Raspberry Pi SD Card Corruption Fix

Published: 2014-08-24
Tagged: raspberry-pi linux guide

Another post in the "note to self for future reference" series. Nothing sucks more than coming home after work, hitting play on an MPD client to get some music into your tired out head and getting nothing.

What happened was that the sd card that I run my Pi off of became corrupted. I've used it in my Pi for about 9 months and kaput. The most telling sign is the ACT diode flashing regularly at about 2HZ and if you happen to be ssh'ed in - stderr will print out journaling errors.

FSCK wasn't able to fix it, but it was worth a try. What did however helped was to move the root file system to a usb thumbdrive.
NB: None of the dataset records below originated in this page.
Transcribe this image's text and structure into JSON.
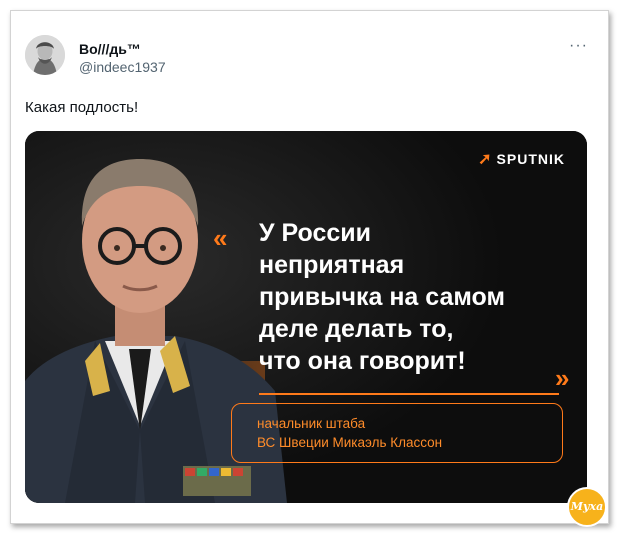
{
  "tweet": {
    "display_name": "Bo///дь™",
    "handle": "@indeec1937",
    "more_label": "···",
    "text": "Какая подлость!"
  },
  "media": {
    "brand": "SPUTNIK",
    "quote_open": "«",
    "quote_close": "»",
    "quote_lines": [
      "У России",
      "неприятная",
      "привычка на самом",
      "деле делать то,",
      "что она говорит!"
    ],
    "attribution_lines": [
      "начальник штаба",
      "ВС Швеции Микаэль Классон"
    ],
    "colors": {
      "accent": "#ff7a1a",
      "background": "#0d0d0d"
    }
  },
  "watermark": {
    "text": "Муха"
  }
}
Even though this is flash memory as well, I hope it'll last out longer and if not, I'll have to check out 2.5" external hard drives.

How-to

It's simple as pie (no pun intended):

First we have to make a good copy, saving permission and everything. Doing this is real easy with rsync:

# assuming usb drive is /dev/sda1/ and mounted on /mnt/usb
sudo rsync -axv / /usb

Then we'll edit the fstab file to automount /dev/sda1 as / by adding this entry to the /etc/fstab file and commenting out the existing root mount:

/dev/sda1       /      ext4     defaults,noatime     0  1

Finally we have to edit the raspberry pi boot configuration file to tell the pi to boot off of /dev/sda1. The file sits under /boot/cmdline.txt and edit the root= entry as well as add rootdelay=5 so the whole entry looks like this:

dwc_otg.lpm_enable=0 console=ttyAMA0,115200 kgdboc=ttyAMA0,115200 console=tty1 root=/dev/sda2 rootfstype=ext4 elevator=deadline rootwait rootdelay=5

Then a shutdown -r now and you should be all set. Also, note to self: what might aid in sd card corruption is the power supply perhaps. Testing out another power supply now and we'll see how long the usb drive lasts.